Let us consider the truncated cone given by $$2x^2 + 2y^2 \leq z^2, \quad z \in [1,2].$$ How can I prove that its diameter is $2\sqrt{2}.$ By choosing the points $(\sqrt{2},0,2)$ and $(-\sqrt{2},0,2)$, it is clear that the diameter is bigger than $2\sqrt{2}.$ Now, by choosing two arbitrary points $(x,y,z)$ and $(a,b,c)$ in the cone, I have to show that $$dist((x,y,z),(a,b,c)) \leq 2\sqrt{2}.$$ By using Cauchy-Schwartz, I can get a bound of $2\sqrt{3+\sqrt{6}}$ but not less. Any help would be much appreciated.

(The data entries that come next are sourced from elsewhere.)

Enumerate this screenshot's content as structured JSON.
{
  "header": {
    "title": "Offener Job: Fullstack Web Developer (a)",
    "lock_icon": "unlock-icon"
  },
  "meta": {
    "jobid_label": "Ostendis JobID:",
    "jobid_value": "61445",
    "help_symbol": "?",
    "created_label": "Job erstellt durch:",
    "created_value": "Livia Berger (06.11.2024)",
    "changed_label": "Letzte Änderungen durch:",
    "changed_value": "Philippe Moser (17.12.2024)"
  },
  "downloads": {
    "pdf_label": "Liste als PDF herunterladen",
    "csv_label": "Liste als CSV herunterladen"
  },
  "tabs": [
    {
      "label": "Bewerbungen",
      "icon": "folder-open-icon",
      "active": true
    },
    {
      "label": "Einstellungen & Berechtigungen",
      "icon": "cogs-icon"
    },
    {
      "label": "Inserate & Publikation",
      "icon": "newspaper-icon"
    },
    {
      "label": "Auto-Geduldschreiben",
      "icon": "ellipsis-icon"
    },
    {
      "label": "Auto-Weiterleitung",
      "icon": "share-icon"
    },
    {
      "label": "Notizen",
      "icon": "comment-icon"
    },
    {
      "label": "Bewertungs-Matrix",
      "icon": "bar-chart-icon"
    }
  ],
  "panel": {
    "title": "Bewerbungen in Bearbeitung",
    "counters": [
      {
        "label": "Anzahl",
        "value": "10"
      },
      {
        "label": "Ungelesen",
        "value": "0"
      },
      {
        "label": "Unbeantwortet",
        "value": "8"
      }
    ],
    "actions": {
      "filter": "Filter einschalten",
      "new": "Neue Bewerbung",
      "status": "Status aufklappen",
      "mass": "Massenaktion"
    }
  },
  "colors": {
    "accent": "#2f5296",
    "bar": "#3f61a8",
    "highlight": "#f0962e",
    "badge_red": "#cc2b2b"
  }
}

EDIT : As precised in the comments, by diameter I mean $\sup\limits_{c_1,c_2 \in C} d(c_1,c_2)$, the biggest distance in the cone.

Answer 1

Use cylindrical coordinates. Then $x^2+y^2=r^2$, so you can write your equation as $$2r^2\le z^2$$ or $$r\le\frac z{\sqrt 2}$$ The diameter of the base is $d=2r\le\sqrt 2 z$. The maximum value is then $d_{max}=2\sqrt 2$

Answer 2

Diameter in the sens of $D=\sup\limits_{c_1,c_2 \in C} d(c_1,c_2)$:

$P_1 = (\frac{1}{\sqrt 2}, 0, 1)$ and $P_2 = (- \sqrt 2, 0, 2)$ both belong to the truncated cone.

And $$d(P_1,P2) = \sqrt{\left(\frac{1}{\sqrt 2} + \sqrt 2 \right)^2 + 1} = \sqrt{\frac{11}{2}}$$

By geometrical arguments, you can prove that $D=\sqrt{\frac{11}{2}} < 2 \sqrt 2$.

Diameter in the sens of the largest face:

The largest face is the one obtained for $z=2$ and has a diameter equal to $2 \sqrt 2$.

Answer 3

Here is the graph to better visualize:

$$AB=3\sqrt{\frac32}\approx 3.67, \quad BC=2\sqrt2\approx 2.83.$$ Note: For the interested, the graph was produced in Geogebra with the commands:

1) if $(1<=2x^2+2y^2<=4,2x^2+2y^2)$

2) $A=(0,1/\sqrt{2},1)$

3) $B=(0,-\sqrt{2},4)$

4) $C=(0,\sqrt{2},4)$

5) $f=\text{segment}(A,B)$

6) $g=\text{segment}(B,C)$.